My therapist cut the story here and told me exactly how I acted like the woodcutter’s wife and worried about things even before they started to happen. She advised me to live “now” not in the future although it may take a lot of practice to stop acting like that, which I was pretty much used for many years. I cannot say that I am all over it yet, however this story comes to my mind whenever I feel like in the shoes of the woodcutter’s wife, and right that moment I tell myself to take a deep breath and leave the negative thoughts aside, especially those which will probably never happen in the future. Trying to be realistic and focusing on potential results of my actions often help me a lot. At the end of the day, life is short; why to shorten it with negative feelings and people instead of enrichening it by going out and trying something new, no?
Hope this helps! Keep your chin up :)
You can see my house in your pics :). I’m glad you enjoyed Phoenix! Camelback is one of my favorite hikes–you should try Squaw Peak if you get some more free time.
really?
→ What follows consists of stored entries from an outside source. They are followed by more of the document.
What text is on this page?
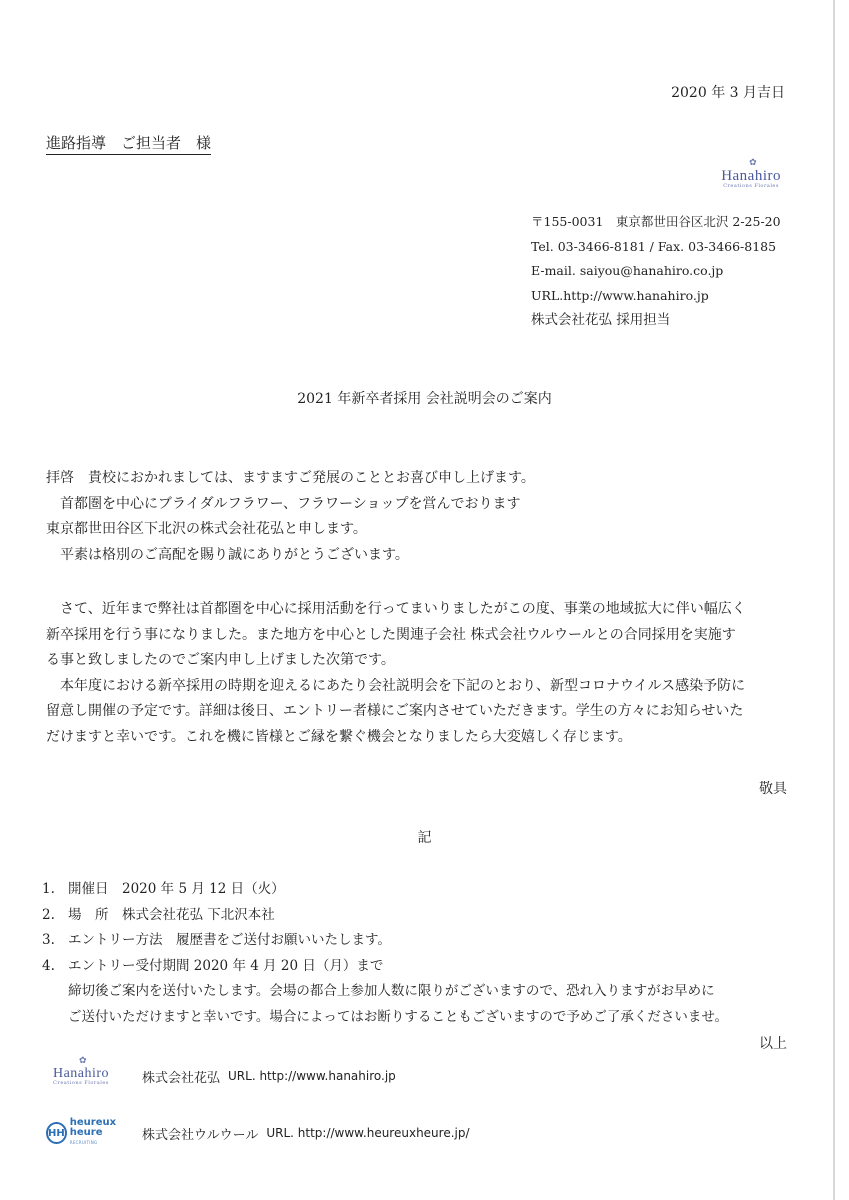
2020 年 3 月吉日
進路指導　ご担当者　様
✿
Hanahiro
Creations Florales
〒155-0031　東京都世田谷区北沢 2-25-20
Tel. 03-3466-8181 / Fax. 03-3466-8185
E-mail. saiyou@hanahiro.co.jp
URL.http://www.hanahiro.jp
株式会社花弘 採用担当
2021 年新卒者採用 会社説明会のご案内
拝啓　貴校におかれましては、ますますご発展のこととお喜び申し上げます。
　首都圏を中心にブライダルフラワー、フラワーショップを営んでおります
東京都世田谷区下北沢の株式会社花弘と申します。
　平素は格別のご高配を賜り誠にありがとうございます。
　さて、近年まで弊社は首都圏を中心に採用活動を行ってまいりましたがこの度、事業の地域拡大に伴い幅広く
新卒採用を行う事になりました。また地方を中心とした関連子会社 株式会社ウルウールとの合同採用を実施す
る事と致しましたのでご案内申し上げました次第です。
　本年度における新卒採用の時期を迎えるにあたり会社説明会を下記のとおり、新型コロナウイルス感染予防に
留意し開催の予定です。詳細は後日、エントリー者様にご案内させていただきます。学生の方々にお知らせいた
だけますと幸いです。これを機に皆様とご縁を繋ぐ機会となりましたら大変嬉しく存じます。
敬具
記
1. 開催日　2020 年 5 月 12 日（火）
2. 場　所　株式会社花弘 下北沢本社
3. エントリー方法　履歴書をご送付お願いいたします。
4. エントリー受付期間 2020 年 4 月 20 日（月）まで
締切後ご案内を送付いたします。会場の都合上参加人数に限りがございますので、恐れ入りますがお早めに
ご送付いただけますと幸いです。場合によってはお断りすることもございますので予めご了承くださいませ。
以上
✿
Hanahiro
Creations Florales	株式会社花弘 URL. http://www.hanahiro.jp
HH
heureux
heure
RECRUITING	株式会社ウルウール URL. http://www.heureuxheure.jp/
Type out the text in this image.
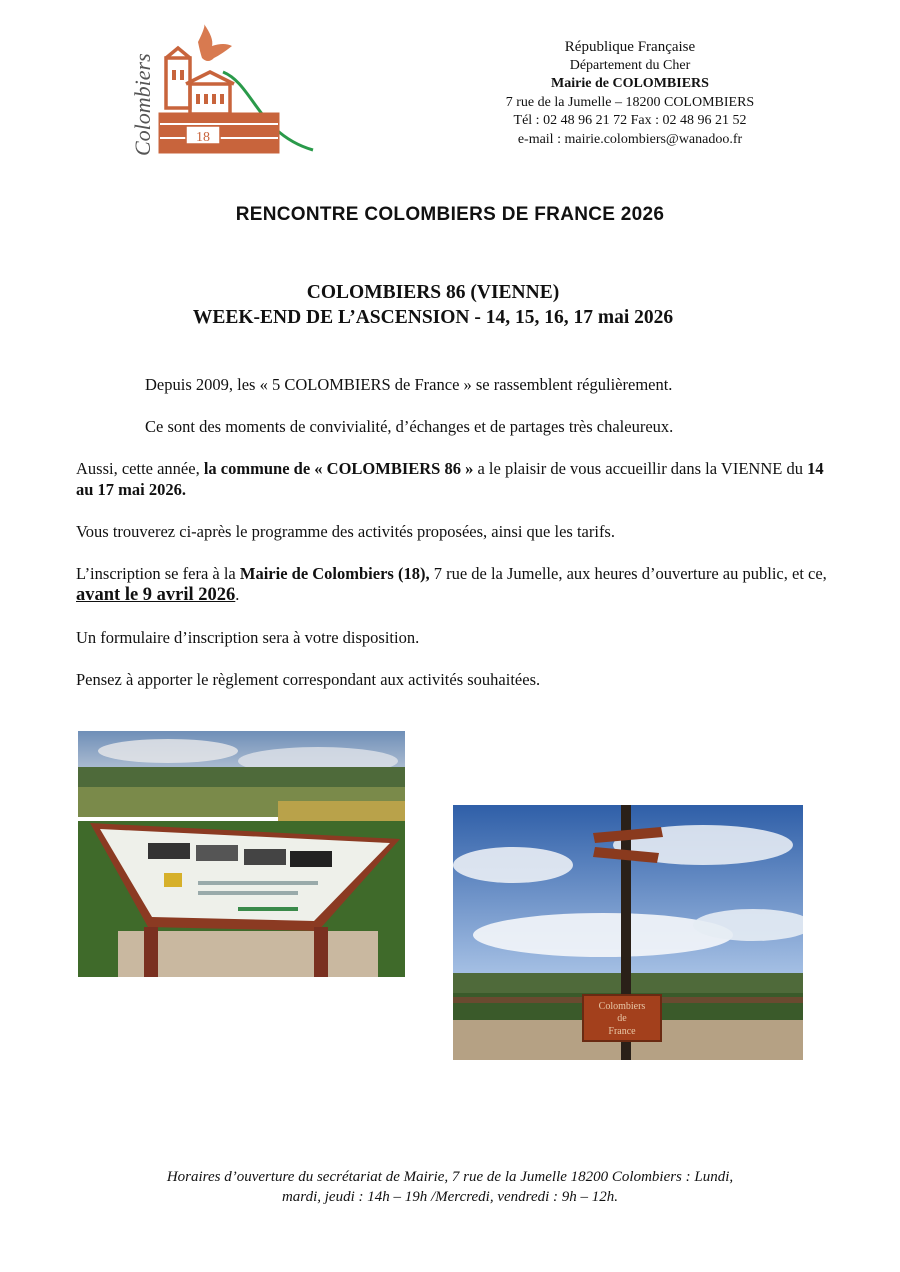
Colombiers	18
République Française
Département du Cher
Mairie de COLOMBIERS
7 rue de la Jumelle – 18200 COLOMBIERS
Tél : 02 48 96 21 72 Fax : 02 48 96 21 52
e-mail : mairie.colombiers@wanadoo.fr
RENCONTRE COLOMBIERS DE FRANCE 2026
COLOMBIERS 86 (VIENNE)
WEEK-END DE L’ASCENSION - 14, 15, 16, 17 mai 2026
Depuis 2009, les « 5 COLOMBIERS de France » se rassemblent régulièrement.
Ce sont des moments de convivialité, d’échanges et de partages très chaleureux.
Aussi, cette année, la commune de « COLOMBIERS 86 » a le plaisir de vous accueillir dans la VIENNE du 14 au 17 mai 2026.
Vous trouverez ci-après le programme des activités proposées, ainsi que les tarifs.
L’inscription se fera à la Mairie de Colombiers (18), 7 rue de la Jumelle, aux heures d’ouverture au public, et ce, avant le 9 avril 2026.
Un formulaire d’inscription sera à votre disposition.
Pensez à apporter le règlement correspondant aux activités souhaitées.
Colombiers
de
France
Horaires d’ouverture du secrétariat de Mairie, 7 rue de la Jumelle 18200 Colombiers : Lundi,
mardi, jeudi : 14h – 19h /Mercredi, vendredi : 9h – 12h.
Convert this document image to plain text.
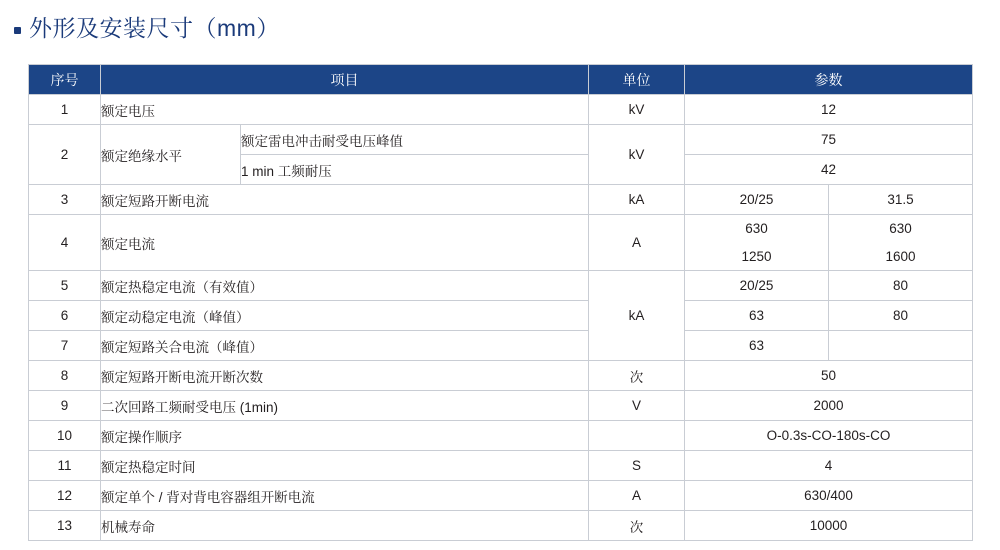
外形及安装尺寸（mm）
序号	项目		单位	参数	
1	额定电压		kV	12	
2	额定绝缘水平	额定雷电冲击耐受电压峰值	kV	75	
		1 min 工频耐压		42	
3	额定短路开断电流		kA	20/25	31.5
4	额定电流		A	630	630
				1250	1600
5	额定热稳定电流（有效值）		kA	20/25	80
6	额定动稳定电流（峰值）			63	80
7	额定短路关合电流（峰值）			63	
8	额定短路开断电流开断次数		次	50	
9	二次回路工频耐受电压 (1min)		V	2000	
10	额定操作顺序			O-0.3s-CO-180s-CO	
11	额定热稳定时间		S	4	
12	额定单个 / 背对背电容器组开断电流		A	630/400	
13	机械寿命		次	10000	
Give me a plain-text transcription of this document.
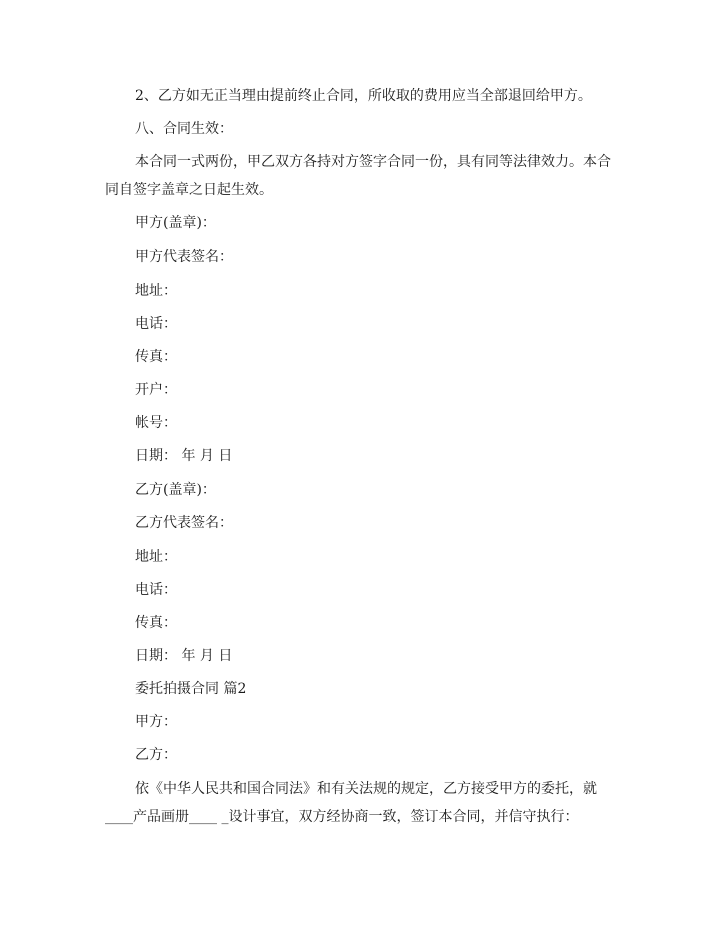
2、乙方如无正当理由提前终止合同，所收取的费用应当全部退回给甲方。
八、合同生效：
本合同一式两份，甲乙双方各持对方签字合同一份，具有同等法律效力。本合
同自签字盖章之日起生效。
甲方(盖章)：
甲方代表签名：
地址：
电话：
传真：
开户：
帐号：
日期： 年 月 日
乙方(盖章)：
乙方代表签名：
地址：
电话：
传真：
日期： 年 月 日
委托拍摄合同 篇2
甲方：
乙方：
依《中华人民共和国合同法》和有关法规的规定，乙方接受甲方的委托，就
____产品画册____ _设计事宜，双方经协商一致，签订本合同，并信守执行：
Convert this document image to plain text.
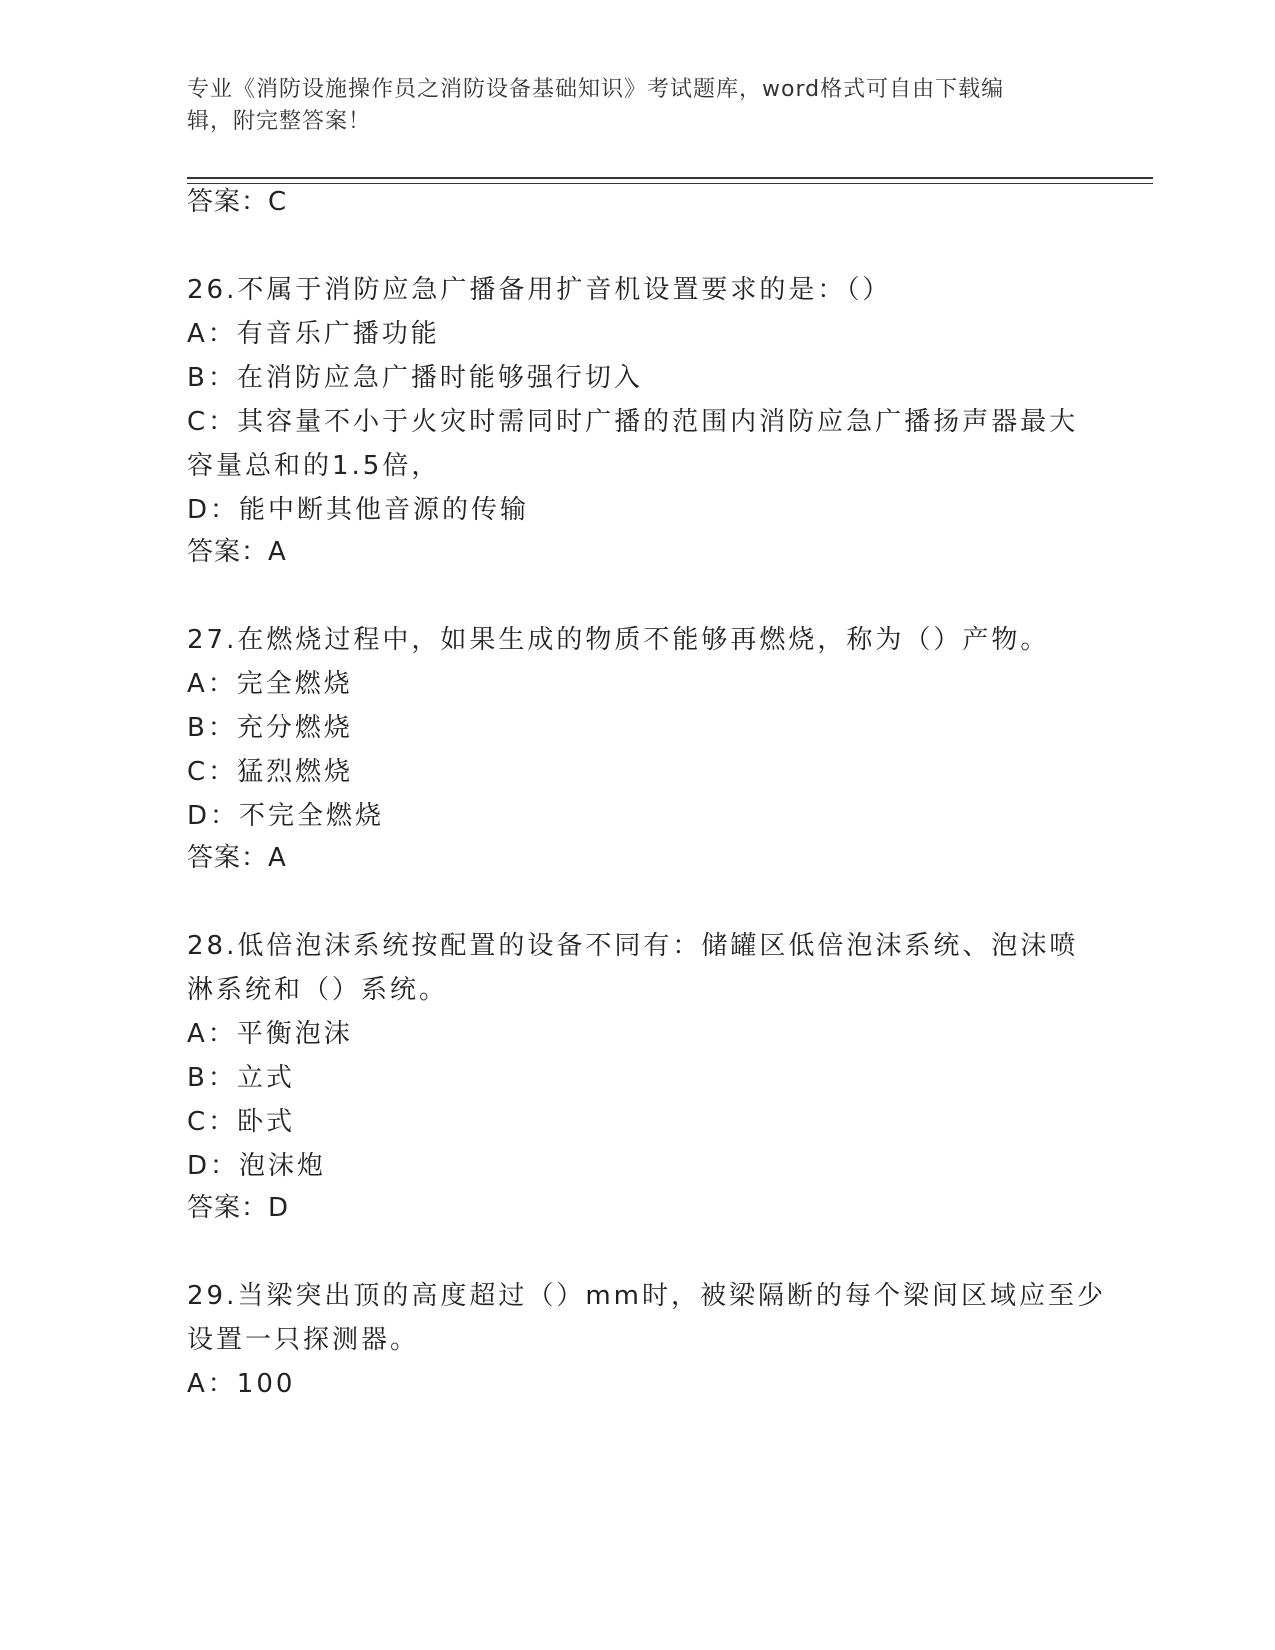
专业《消防设施操作员之消防设备基础知识》考试题库，word格式可自由下载编
辑，附完整答案！
答案：C
26.不属于消防应急广播备用扩音机设置要求的是：（）
A：有音乐广播功能
B：在消防应急广播时能够强行切入
C：其容量不小于火灾时需同时广播的范围内消防应急广播扬声器最大
容量总和的1.5倍，
D：能中断其他音源的传输
答案：A
27.在燃烧过程中，如果生成的物质不能够再燃烧，称为（）产物。
A：完全燃烧
B：充分燃烧
C：猛烈燃烧
D：不完全燃烧
答案：A
28.低倍泡沫系统按配置的设备不同有：储罐区低倍泡沫系统、泡沫喷
淋系统和（）系统。
A：平衡泡沫
B：立式
C：卧式
D：泡沫炮
答案：D
29.当梁突出顶的高度超过（）mm时，被梁隔断的每个梁间区域应至少
设置一只探测器。
A：100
So cool!!!
So, one of my fears is commenting on blogs of people I don’t personally know! I just love your blog- and you should know that I’m a total fan of you and your recipes! I’m actually from Phoenix (I now live in Oregon), and it’s been so fun seeing all the places you have been visiting that I grew up around. Piestewa Peak is also a great and fast hike, and close by to Camelback. You are such an inspiration, and perhaps the next time I visit, I’ll finally conquer Camelback too!
Thanks for your comment Andrea! I also have a fear of commenting on blogs, haha. Thought I was the only one! Thanks for the tip about Piestewa Peak. :)
I’m going to go completely off-topic here and back to FOOD :-) I just made your graham crackers, after wanting to and not feeling like I had time for a month, and then I toasted my first Dandies marshmallows in front of my woodstove :-D and had the best s’more OF MY LIFE! AWESOME! I knew I needed to make a double batch, but I was almost out of molasses. After the next trip to the store I’m baking a better (longer-lasting) supply …
And then after spoiling my dinner :-)P, I reheated some pasta with your avocado sauce. You might be interested to know that I had to keep some leftovers, although you advised against it, and it actually reheated just fine. (I tossed the sauce with the pasta when it was fresh as advised, and just reheated it all together for 40 seconds in the microwave.) I thought it might dry out or the avocado would turn disgustingly brown while in the fridge, but no! Not the same pretty green, but not bad, and just as creamy as the first time!
Wow good for you getting to the top!! What an incredible physical and mental accomplishment!
Thank you so much for being so open sharing so much of your mentality throughout the hike! Mental health is one of those shied away from topics but I think that it’s so important to talk about! So, I just wanted to let you know that I really appreciate this post as well as others in which you’ve discussed your anxiety.
Also, I just want to comment on what an incredible husband you’ve got :) Sounds like he was so supportive!!
what a thoughtful posts with such gorgeous pictures. Proud of you!